In 2016, Agaram and colleagues identified LPF-NT as a related tumor distinguished by S100 protein reactivity, which is indicative of neural differentiation. FISH analysis found that 10 of these 14 initially reported LPF-NT cases contained NTRK1 gene rearrangements, including TPR-NTRK1, TPM3-NTRK1, and most commonly, LMNA-NTRK1. In contrast, 25 typical LPF tumors showed S100 protein reactivity or NTRK1 gene abnormality.

Our case represents the first infantile LPF-NT, as previous patients presented between the ages of 4 and 38 years. This patient had tumor admixture with adipose tissue, which is a key feature of LPF, but relative paucity of fat compared to previously described cases resulted in his tumor appearing fibrous clinically. Identification and report of further LPF-NT cases is required to determine whether this particular presentation is associated with his young age, as infants are known to demonstrate different fat distributions than older patients, as opposed to those characteristic of LPF-NT. Nevertheless, we recommend that LPF-NT be included in the differential diagnosis for patients presenting with masses that are clinically concerning for fibrous as well as fatty tumors. Table I provides an overview of key clinical and histopathologic features that differentiate LPF-NT from related tumors. LPF-NT is associated with locally aggressive behavior only and should not be confused with tumors that distantly metastasize. However, 2 sarcoma cases with the same genetic fusion raise concern for potential disease evolution over time. Agaram and colleagues describe a 37-year-old patient whose tumor was stable for more than 20 years before growing rapidly.

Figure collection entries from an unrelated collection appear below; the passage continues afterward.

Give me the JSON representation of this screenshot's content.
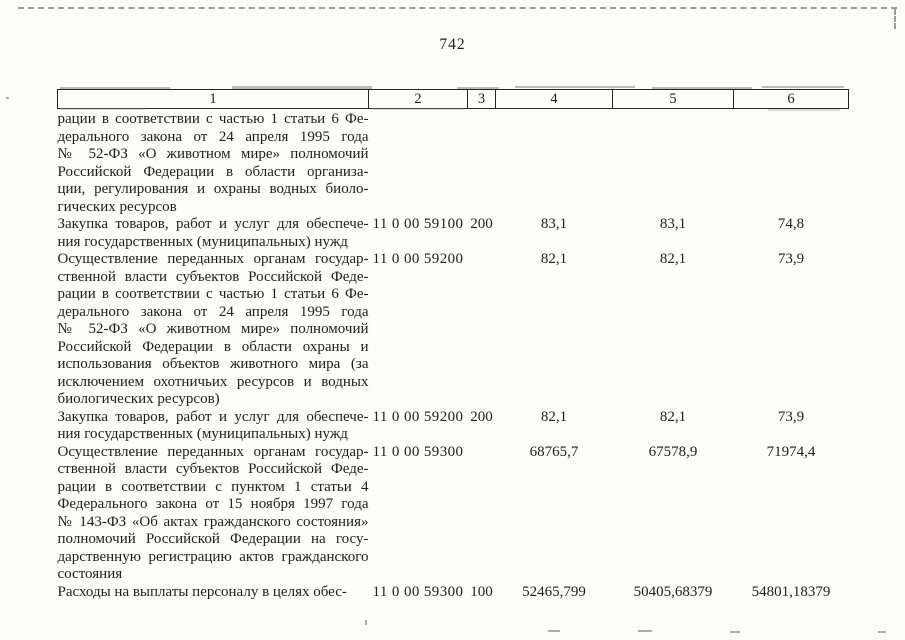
{
  "page": {
    "number": "742"
  },
  "table": {
    "header": [
      "1",
      "2",
      "3",
      "4",
      "5",
      "6"
    ],
    "rows": [
      {
        "name_lines": [
          "рации в соответствии с частью 1 статьи 6 Фе-",
          "дерального закона от 24 апреля 1995 года",
          "№ 52-ФЗ «О животном мире» полномочий",
          "Российской Федерации в области организа-",
          "ции, регулирования и охраны водных биоло-",
          "гических ресурсов"
        ],
        "code": "",
        "expense_type": "",
        "amount_y1": "",
        "amount_y2": "",
        "amount_y3": ""
      },
      {
        "name_lines": [
          "Закупка товаров, работ и услуг для обеспече-",
          "ния государственных (муниципальных) нужд"
        ],
        "code": "11 0 00 59100",
        "expense_type": "200",
        "amount_y1": "83,1",
        "amount_y2": "83,1",
        "amount_y3": "74,8"
      },
      {
        "name_lines": [
          "Осуществление переданных органам государ-",
          "ственной власти субъектов Российской Феде-",
          "рации в соответствии с частью 1 статьи 6 Фе-",
          "дерального закона от 24 апреля 1995 года",
          "№ 52-ФЗ «О животном мире» полномочий",
          "Российской Федерации в области охраны и",
          "использования объектов животного мира (за",
          "исключением охотничьих ресурсов и водных",
          "биологических ресурсов)"
        ],
        "code": "11 0 00 59200",
        "expense_type": "",
        "amount_y1": "82,1",
        "amount_y2": "82,1",
        "amount_y3": "73,9"
      },
      {
        "name_lines": [
          "Закупка товаров, работ и услуг для обеспече-",
          "ния государственных (муниципальных) нужд"
        ],
        "code": "11 0 00 59200",
        "expense_type": "200",
        "amount_y1": "82,1",
        "amount_y2": "82,1",
        "amount_y3": "73,9"
      },
      {
        "name_lines": [
          "Осуществление переданных органам государ-",
          "ственной власти субъектов Российской Феде-",
          "рации в соответствии с пунктом 1 статьи 4",
          "Федерального закона от 15 ноября 1997 года",
          "№ 143-ФЗ «Об актах гражданского состояния»",
          "полномочий Российской Федерации на госу-",
          "дарственную регистрацию актов гражданского",
          "состояния"
        ],
        "code": "11 0 00 59300",
        "expense_type": "",
        "amount_y1": "68765,7",
        "amount_y2": "67578,9",
        "amount_y3": "71974,4"
      },
      {
        "name_lines": [
          "Расходы на выплаты персоналу в целях обес-"
        ],
        "code": "11 0 00 59300",
        "expense_type": "100",
        "amount_y1": "52465,799",
        "amount_y2": "50405,68379",
        "amount_y3": "54801,18379"
      }
    ]
  }
}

Histopathologic and genetic evaluation found S100 positivity, focal CD34 positivity, and LMNA-NTRK1 gene fusion, features that are characteristic for LPF-NT but not generally found in sarcoma, but the tumor was distinguished as malignant by high mitotic activity and necrosis. Wong and colleagues report a 7-month-old patient with a “purplish lesion on his right buttock” found to have LMNA-NTRK1 gene fusion and CD34 positivity, without report of S100 protein reactivity. This tumor was diagnosed as infantile fibrosarcoma because of its rapid growth, friability, vimentin positivity, and mitotic figures, although LMNA-NTRK1 gene fusion and CD34 positivity are not typical for this diagnosis. Both sarcoma patients went on to have pulmonary metastases, and the younger patient also suffered progression to his S5 vertebral body and acetabulum. Although these tumors were histopathologically distinct from LPF-NT, overlapping genetic features raise concern for the possibility that over time, LPF-NT may accumulate genetic abnormalities and increasingly aggressive clinical characteristics.

Table I

Key features of LPF-NT and related tumors

	Lipofibromatosis-like neural tumor	Lipofibromatosis	Low-grade malignant peripheral nerve sheath tumor	Infantile fibrosarcoma	Dermatofibrosarcoma protuberans
Atypia	Low	Low	Nuclear atypia present	High	Variable
Mitotic rate	Low	Low	Low	High	Variable
Immunohisto chemistry
S100	Positive	Negative	Positive	Negative	Negative
CD34	Focal to multifocal positivity	Variable	Positive	Negative	Strongly positive
SOX10	Negative	Not reported	Variable	Not reported	Negative
Reported genetic mutations	NTRK1 rearrangement	Negative for NTRK1 rearrangement∗	Neurofibromin 1, PTEN, IGF1R, EGFR, MAPK	ETV6-NTRK3 fusion†	91% with COL1A1-PDGFB fusion
Natural history	Local recurrence with incomplete excision	Local recurrence with incomplete excision	Potential for distant metastasis; 50% occur in patients with neurofibromatosis type I	Potential for distant metastasis	Potential for distant metastasis

One report of balanced translocation (4;9;6).

One report of LMNA-NTRK1 fusion.

This case is reported to increase awareness of LPF-NT, as identification of additional cases will improve understanding of this rare dermatologic condition. Surgical margin guidelines are not available for these tumors, and LPF and LPF-NT have been found to show local recurrence when incompletely excised,1, 8 which prompted our use of 1-cm clinical margins and confirmation of histologic clear margins by formalin-fixed tissue before repair. In the absence of long-term follow-up data, we suggest early diagnosis, complete excision, and close follow-up for those affected.